Research from University of Waikato PhD graduate Dr Amanda Lowry draws on her lived experience as a highly impaired, high-performance athlete, to spotlight the critical role of welfare and care for para-athletes in New Zealand.
Dr Lowry, who was awarded her PhD at the University’s Tauranga campus in April, says her work “exposes the paradox at the heart of disability sport: a system that celebrates disability visibility, yet so often excludes those with the highest levels of impairment”.
“Athletes with high support needs, whose participation depends on care, interdependence, and time, sit at the very edges of that model - we are in many ways, its antithesis,” she says.
Focusing on care as her thesis subject came from her lived experience with swimming. Her competitive swim times quickly placed her in the top 10 in the world.
“Because there had never been an athlete with my level of impairment swim for New Zealand, the level of care required for me to train and compete was something Paralympics New Zealand hadn’t worked with before - they didn’t know what to do with me.
“It wasn’t until I started to look through the literature, I realised so little was known about the experiences and perspectives of bodies that need bodies - of athletes who actually need and receive care. There has been much research done on and for para-athletes, but very little published by para-athletes, particularly those most marginalised in sport. I realised there was a huge opportunity to tell that story,” she says.
That story - which is the first chapter in her thesis - begins in 2013. At the age of 42, six days after the birth of her second child, Dr Lowry suffered a life-altering injury.
She went from being a “strong, six-packed, kite-surfing wahine” to a tetraplegic.
“My partner had just given birth and come out of hospital, and we had a mate visiting, so I decided to take him to the beach and show him a good time. I was out surfing, and I dove off my board without my hands up above my head, I hit the bottom and I broke my neck.
“You have to write a different story when you experience a life changing injury. But not often do you have an opportunity to live two lives in one life. When I look back, or see photographs of the old me, it's a like the death of a friend. I miss her, but I can’t wish her back. I’m grateful to her for providing the strong foundations on which to build the new me."
Having lived “two lives”, Dr Lowry knew what athletic success could and should feel like, but her experience as a para-athlete was problematic.
"Despite the fact it's sport for disabled people, high-performance disability sport is grounded in able bodied models. Athletes are expected to be autonomous, high functioning and driven and while I’m driven, I'm neither high functioning nor independent."
"A support worker gets me up in the morning, they move me, they stretch me, they take off my pyjamas, put my togs on, they move me to the edge of the bed, and help transfer me to the wheelchair. While I independently drive to the pool, they meet me there and help me transfer onto a hoist and into the water.

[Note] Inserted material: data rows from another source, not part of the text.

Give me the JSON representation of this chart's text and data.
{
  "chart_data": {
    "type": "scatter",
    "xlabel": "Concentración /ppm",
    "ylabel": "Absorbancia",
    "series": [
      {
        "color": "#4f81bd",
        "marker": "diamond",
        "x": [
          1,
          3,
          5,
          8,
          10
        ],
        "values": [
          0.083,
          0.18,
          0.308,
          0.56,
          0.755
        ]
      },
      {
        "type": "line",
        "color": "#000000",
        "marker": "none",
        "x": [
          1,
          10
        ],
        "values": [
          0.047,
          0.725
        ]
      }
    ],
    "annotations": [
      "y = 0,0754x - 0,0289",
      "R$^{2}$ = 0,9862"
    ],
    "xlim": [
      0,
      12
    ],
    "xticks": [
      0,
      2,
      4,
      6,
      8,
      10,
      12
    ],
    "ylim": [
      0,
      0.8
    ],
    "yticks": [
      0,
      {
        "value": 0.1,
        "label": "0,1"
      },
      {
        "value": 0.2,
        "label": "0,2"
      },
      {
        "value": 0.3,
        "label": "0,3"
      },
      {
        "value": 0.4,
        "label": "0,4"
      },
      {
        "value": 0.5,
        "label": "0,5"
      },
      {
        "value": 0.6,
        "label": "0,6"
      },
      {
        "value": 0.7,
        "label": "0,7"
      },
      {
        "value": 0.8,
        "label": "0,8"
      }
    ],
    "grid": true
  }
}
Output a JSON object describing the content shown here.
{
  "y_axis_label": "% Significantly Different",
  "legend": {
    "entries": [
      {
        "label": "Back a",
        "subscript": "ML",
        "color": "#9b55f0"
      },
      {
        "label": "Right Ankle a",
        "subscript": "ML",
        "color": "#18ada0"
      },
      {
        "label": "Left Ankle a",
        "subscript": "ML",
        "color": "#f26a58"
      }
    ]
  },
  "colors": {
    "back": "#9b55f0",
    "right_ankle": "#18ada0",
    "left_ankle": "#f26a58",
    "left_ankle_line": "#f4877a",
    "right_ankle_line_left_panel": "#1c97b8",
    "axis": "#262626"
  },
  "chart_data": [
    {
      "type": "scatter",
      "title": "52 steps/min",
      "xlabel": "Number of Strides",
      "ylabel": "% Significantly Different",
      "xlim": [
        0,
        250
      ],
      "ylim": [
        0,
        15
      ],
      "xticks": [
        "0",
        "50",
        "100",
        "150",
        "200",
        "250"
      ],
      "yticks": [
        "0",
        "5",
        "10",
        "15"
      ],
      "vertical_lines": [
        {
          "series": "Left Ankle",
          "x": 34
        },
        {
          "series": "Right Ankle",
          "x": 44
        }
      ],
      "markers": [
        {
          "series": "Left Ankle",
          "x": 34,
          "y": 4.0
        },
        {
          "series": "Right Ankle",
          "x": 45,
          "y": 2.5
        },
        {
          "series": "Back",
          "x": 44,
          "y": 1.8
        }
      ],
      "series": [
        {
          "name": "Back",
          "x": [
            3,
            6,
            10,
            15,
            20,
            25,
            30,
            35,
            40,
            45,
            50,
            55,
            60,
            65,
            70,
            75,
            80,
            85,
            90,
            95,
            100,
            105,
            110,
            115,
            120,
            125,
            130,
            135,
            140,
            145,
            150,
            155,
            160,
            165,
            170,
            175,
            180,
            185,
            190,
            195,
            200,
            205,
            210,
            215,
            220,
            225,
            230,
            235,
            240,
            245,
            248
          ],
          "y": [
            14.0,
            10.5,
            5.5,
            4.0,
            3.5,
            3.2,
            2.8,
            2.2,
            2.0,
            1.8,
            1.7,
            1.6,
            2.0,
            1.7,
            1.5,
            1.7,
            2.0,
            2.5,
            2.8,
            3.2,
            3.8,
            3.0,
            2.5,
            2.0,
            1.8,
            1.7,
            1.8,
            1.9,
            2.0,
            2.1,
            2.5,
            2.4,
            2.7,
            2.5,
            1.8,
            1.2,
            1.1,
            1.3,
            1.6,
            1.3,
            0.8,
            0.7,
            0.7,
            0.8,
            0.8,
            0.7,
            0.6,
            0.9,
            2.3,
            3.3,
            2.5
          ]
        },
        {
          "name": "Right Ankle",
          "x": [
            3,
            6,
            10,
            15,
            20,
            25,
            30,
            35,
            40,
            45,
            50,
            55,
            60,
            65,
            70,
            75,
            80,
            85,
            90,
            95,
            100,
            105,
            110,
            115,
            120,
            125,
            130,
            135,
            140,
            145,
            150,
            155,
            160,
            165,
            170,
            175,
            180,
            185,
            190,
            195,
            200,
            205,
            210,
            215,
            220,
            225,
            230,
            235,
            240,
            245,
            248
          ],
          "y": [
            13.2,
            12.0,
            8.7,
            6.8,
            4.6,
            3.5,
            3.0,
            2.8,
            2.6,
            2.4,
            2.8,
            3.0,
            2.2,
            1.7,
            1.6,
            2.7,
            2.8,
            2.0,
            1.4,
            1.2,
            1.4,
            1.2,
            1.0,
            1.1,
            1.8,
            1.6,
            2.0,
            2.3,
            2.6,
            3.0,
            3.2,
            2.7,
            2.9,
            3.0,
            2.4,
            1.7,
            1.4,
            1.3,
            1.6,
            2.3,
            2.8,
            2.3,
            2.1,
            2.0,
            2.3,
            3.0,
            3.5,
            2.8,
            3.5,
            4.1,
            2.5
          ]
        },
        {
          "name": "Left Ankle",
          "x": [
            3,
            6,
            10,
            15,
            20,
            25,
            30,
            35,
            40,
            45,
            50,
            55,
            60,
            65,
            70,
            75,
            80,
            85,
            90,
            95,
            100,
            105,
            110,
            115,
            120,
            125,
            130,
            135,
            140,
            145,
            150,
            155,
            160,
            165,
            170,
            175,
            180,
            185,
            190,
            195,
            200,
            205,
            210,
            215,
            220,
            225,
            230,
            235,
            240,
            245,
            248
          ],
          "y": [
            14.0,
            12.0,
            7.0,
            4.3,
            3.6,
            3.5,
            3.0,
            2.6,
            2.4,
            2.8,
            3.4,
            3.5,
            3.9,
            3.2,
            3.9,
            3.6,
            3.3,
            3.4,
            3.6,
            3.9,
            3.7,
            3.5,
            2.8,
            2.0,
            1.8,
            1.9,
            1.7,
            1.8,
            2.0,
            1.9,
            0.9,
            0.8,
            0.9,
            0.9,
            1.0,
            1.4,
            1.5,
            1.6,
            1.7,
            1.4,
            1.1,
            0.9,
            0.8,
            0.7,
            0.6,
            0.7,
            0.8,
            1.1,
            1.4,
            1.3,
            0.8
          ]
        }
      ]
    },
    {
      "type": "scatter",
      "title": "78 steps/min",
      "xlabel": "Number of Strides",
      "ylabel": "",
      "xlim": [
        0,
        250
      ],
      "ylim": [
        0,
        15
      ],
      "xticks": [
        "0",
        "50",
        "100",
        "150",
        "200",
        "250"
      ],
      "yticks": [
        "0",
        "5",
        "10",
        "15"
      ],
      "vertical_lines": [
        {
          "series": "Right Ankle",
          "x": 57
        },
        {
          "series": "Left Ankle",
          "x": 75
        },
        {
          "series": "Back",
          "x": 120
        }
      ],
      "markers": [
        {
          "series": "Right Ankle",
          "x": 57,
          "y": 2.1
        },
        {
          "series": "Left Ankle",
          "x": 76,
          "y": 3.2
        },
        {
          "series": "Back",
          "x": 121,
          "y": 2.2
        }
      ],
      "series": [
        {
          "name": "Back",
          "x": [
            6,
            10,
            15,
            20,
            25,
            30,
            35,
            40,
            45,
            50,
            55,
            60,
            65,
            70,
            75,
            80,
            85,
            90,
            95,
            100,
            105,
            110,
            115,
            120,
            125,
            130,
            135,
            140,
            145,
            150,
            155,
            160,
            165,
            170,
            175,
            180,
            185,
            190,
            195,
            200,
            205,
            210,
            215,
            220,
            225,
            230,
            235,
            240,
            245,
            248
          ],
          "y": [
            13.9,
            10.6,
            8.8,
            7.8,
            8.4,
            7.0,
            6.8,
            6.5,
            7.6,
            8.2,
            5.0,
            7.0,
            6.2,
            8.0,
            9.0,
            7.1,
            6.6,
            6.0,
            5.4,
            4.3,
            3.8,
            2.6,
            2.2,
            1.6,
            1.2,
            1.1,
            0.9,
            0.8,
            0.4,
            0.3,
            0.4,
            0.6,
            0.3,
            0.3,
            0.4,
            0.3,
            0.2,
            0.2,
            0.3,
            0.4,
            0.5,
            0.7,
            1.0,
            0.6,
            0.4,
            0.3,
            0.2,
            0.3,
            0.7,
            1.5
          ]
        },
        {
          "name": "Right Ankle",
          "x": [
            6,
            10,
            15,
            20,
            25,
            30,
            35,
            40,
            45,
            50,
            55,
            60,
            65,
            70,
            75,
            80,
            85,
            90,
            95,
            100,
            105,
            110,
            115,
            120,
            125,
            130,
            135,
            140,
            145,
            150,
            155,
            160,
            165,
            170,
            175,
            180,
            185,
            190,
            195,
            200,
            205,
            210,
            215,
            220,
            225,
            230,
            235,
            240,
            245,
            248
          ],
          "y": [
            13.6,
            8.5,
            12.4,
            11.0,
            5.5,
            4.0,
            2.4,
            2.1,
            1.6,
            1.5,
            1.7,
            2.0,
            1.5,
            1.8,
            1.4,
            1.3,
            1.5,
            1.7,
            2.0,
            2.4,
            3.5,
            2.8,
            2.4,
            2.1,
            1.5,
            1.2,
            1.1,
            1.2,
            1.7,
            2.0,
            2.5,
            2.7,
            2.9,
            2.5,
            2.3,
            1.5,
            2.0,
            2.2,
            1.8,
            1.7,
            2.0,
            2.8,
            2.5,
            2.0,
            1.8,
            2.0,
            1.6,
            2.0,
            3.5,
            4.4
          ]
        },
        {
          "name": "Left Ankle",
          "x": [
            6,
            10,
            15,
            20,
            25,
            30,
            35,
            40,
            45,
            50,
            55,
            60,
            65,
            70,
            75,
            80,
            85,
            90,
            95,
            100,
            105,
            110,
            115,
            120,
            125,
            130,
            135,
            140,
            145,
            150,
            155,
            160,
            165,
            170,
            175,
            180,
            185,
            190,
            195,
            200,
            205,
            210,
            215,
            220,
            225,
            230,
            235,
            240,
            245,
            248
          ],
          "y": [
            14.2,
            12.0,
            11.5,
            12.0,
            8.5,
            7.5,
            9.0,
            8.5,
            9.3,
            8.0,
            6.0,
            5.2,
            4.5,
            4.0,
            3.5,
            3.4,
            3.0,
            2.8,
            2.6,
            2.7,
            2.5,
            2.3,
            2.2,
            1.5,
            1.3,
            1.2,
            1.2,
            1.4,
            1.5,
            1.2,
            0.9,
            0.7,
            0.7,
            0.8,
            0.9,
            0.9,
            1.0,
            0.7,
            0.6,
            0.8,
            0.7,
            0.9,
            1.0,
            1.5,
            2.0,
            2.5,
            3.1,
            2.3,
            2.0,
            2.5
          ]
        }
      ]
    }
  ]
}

“Like other athletes with high support needs, I'm a body that needs a body to participate in everyday life, and that need is intensified with my participation in sport.”
Dr Lowry interviewed 11 high-performance para-athletes, seven organisational representatives and two support workers for her research. Her thesis is an unflinching look at highly impaired para-athletes and the critical role carers play. Her findings introduce the “messy, gritty, embodied experiences” of impairment, crip time, emotional labour and interdependence that shape the daily lives of athletes with high support needs.
“Sporting organisations need to understand athletes with high support needs bodies do not bend to the stopwatch, and support workers are often forced to deliver ‘care on time’ in a system that affords no time for care. If the carers are recognised for the mahi that they do, if organisations are resourced to provide care, it levels the playing field for all of us,” she says.
On 19 May, Dr Lowry will present her research at the International Paralympics Committee (IPC) 2026 VISTA virtual conference as a panellist. She is motivated by the chance to see duty of care genuinely realised in high-performance sport.
“The IPC want to raise the participation of those with higher levels of impairment, and they want to engage with what I’ve got to say.
“My thesis is just the beginning - the start of the conversation. If you build a sporting system grounded on those with the least presence, on their lived reality, the system will be truly inclusive.”